Cardinal Sfeir: A l’évidence, notre situation économique est désastreuse: imaginez un pays d’environ 4 millions d’habitants vivant sur un territoire de 10’000 km2, avec une dette de 35 milliards de dollars! Mais la menace n’est pas seulement de nature économique. Elle est aussi politique, car le Liban est privé de son autodétermination, de sa liberté de décision, finalement de son indépendance. Nous vivons dans une situation de souveraineté limitée depuis 27 ans.

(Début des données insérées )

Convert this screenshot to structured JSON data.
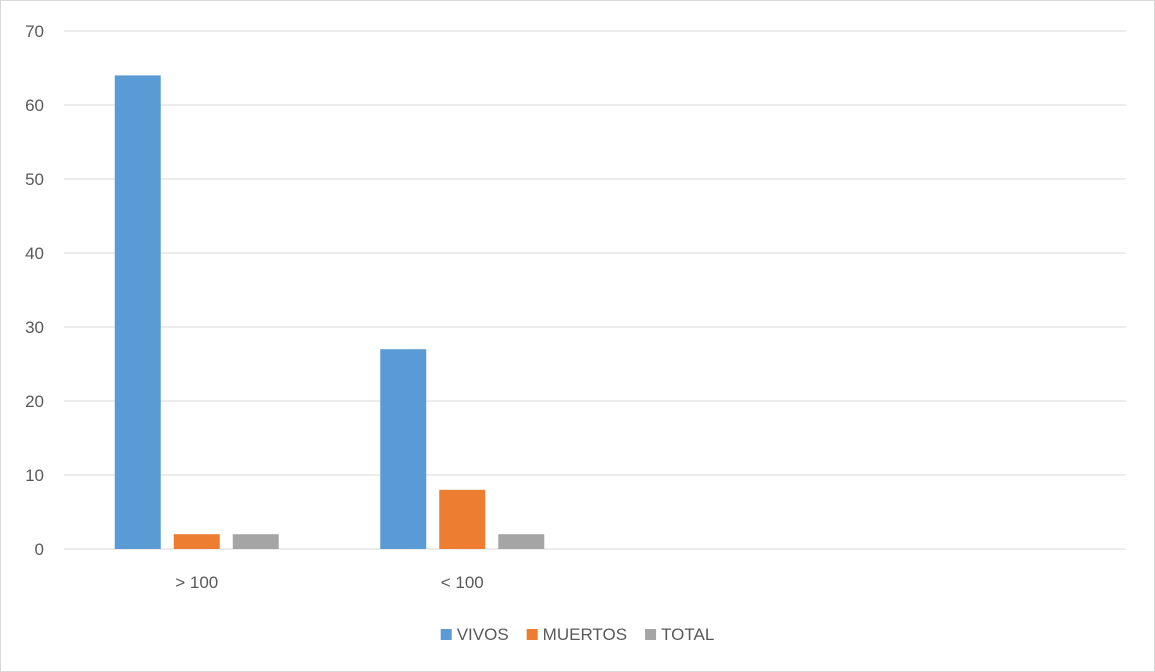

On ne peut en aucun cas parler de persécution religieuse au Liban – nous avons sans conteste notre liberté de culte – et la convivialité séculaire est bien réelle quand il n’y a pas d’ingérence extérieure. La pression, comme on l’a vu, n’est cependant pas seulement de nature économique. En raison du climat politique, des jeunes sont parfois poursuivis, arrêtés, malmenés. L’émigration ne touche pas seulement les chrétiens, mais ces derniers partent en plus grand nombre.
Apic: Vous incarnez une certaine idée de la nation libanaise; est-elle partagée par toutes les communautés libanaises ?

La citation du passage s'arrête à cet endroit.